A genuine university-level teaching program in ecological agriculture is available only at McGill University's Macdonald College. Training programs for farmers and extension agents are now offered in most provinces, but Quebec has the most comprehensive programs, including some that are offered by private sector organizations. The Québec department of agriculture has also contracted with Ecological Agriculture Projects of Macdonald College to provide, through "Service d'information Agro-Bio," technical information on organic farming to the province's network of agricultural extension agents.

Unfortunately, the use of the term organic continues to generate adverse reactions on the part of some institutional employees. This limits their ability to properly assess the viability of such systems and to propose supportive institutional policy. Some of these issues were addressed at a recent Quebec conference (Conseil d'economie et gestion en agriculture du Quebec, 1990).
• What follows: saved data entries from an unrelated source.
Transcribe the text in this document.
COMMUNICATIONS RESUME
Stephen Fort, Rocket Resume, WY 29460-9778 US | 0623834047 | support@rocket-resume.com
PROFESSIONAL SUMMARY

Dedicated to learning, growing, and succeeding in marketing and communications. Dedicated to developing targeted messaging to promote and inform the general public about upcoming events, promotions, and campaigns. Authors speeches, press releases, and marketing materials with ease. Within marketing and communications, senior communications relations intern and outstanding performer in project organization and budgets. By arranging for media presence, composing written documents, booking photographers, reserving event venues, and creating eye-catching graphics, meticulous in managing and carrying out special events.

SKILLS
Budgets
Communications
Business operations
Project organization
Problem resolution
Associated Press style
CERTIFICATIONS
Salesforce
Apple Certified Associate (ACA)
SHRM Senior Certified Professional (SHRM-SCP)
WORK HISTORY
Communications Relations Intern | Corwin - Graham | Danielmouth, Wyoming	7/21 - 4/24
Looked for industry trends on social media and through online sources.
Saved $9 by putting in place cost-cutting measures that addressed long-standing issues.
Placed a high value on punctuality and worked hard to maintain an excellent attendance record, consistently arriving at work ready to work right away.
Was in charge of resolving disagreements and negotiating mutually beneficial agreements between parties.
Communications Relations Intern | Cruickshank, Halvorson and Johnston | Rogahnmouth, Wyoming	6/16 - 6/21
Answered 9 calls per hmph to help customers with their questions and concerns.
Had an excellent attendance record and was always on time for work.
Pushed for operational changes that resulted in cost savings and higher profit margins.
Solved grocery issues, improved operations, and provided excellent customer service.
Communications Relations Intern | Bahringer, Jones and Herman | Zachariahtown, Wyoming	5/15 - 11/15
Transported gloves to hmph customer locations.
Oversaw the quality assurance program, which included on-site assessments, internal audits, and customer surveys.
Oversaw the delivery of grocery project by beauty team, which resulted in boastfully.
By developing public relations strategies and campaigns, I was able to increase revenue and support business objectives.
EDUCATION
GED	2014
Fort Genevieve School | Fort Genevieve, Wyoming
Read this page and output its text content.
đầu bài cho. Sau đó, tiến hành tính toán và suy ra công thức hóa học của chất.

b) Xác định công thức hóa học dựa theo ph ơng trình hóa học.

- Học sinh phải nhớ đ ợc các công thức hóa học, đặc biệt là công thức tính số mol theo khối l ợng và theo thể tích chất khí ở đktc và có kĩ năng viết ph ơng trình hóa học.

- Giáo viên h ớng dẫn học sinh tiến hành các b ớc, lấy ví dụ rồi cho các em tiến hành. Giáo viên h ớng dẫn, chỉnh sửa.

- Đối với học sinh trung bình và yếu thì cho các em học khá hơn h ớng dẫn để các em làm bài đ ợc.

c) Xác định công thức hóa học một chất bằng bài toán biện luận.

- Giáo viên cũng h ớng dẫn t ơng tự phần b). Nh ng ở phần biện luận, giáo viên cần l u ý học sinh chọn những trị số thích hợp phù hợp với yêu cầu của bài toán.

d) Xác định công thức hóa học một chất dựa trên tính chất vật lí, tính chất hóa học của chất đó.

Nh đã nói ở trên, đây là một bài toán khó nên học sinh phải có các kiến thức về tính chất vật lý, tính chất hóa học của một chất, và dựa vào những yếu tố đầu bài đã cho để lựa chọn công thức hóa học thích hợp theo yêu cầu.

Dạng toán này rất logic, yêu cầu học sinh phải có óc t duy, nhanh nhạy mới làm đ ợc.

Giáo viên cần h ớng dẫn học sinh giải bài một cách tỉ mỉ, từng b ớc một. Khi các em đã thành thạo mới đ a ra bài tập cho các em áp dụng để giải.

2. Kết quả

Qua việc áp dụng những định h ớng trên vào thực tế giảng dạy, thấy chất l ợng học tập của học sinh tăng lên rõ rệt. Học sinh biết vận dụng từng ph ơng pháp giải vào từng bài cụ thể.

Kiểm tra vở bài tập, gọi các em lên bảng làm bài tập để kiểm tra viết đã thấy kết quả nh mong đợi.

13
Barriers to transition and recommendations for their removal

Much still needs to be done. There remain numerous infrastructural obstacles within the dominant distribution system that are effectively blocking the efficient marketing of organic products (Table 2). Many federal and provincial regulations act as restraints (Canadian Organic Growers, 1990; MacRae et al., 1991; Table 3). Consumer understanding of organic food and farming remains low (Baseline Market Research, 1988; Canadian Organic Growers, 1990). There is evidence that credit agencies are reluctant to finance organic farmers, largely because of their small size vis-a-vis the size of credit agencies' regular clients, and because of the agencies' poor understanding of how organic systems work (Henning et al., 1990, 1991; MacRae et al., 1990a).

A full package of institutional supports that build on recent developments is required to ensure the healthy evolution of the Canadian organic sector. This should include funding for training programs for farmers, and for the retraining of extension agents and scientists; removal of barriers that prevent organic farmers from participating fully in government programs; administrative and financial supports for farmer-researcher participatory, long-term research; promotion and protection of certified organic standards by government regulations; consumer access to full information on resource and environment implications for all salable products (to permit fully informed choice in the market place); the provision of support to existing resource centres, and the establishment of new ones in each region; and support for the development of appropriate courses and degree programs in universities and colleges, including the establishment of chairs of organic, ecological or sustainable farming.

Concluding remarks

The further evolution of organic farming in Canada will be as dependent on events and attitudes outside of agriculture as within the profession. General environmental concerns, disillusionment with establishment views, and a growing understanding of ecological and psychosocial realities are driving the growing interest in alternative approaches in both agriculture and health (Hill, 1991). There is also a growing awareness of the connections between these fields, and of the power of individuals and minority groups within society to bring about significant change. Perhaps the greatest danger that we presently face in Canada is the loss of the very resources that are required for the support and development of an organic agriculture: an extensive crop and livestock gene pool, the complex of organisms needed to carry out the maintenance functions of agroecosystems, and the farmers and researchers who have the competence to work with such systems. The further that these resources are allowed to erode, the more difficult it will be to achieve our goals of optimal nourishment, optimal individual and social development and environmental and economic sustainability.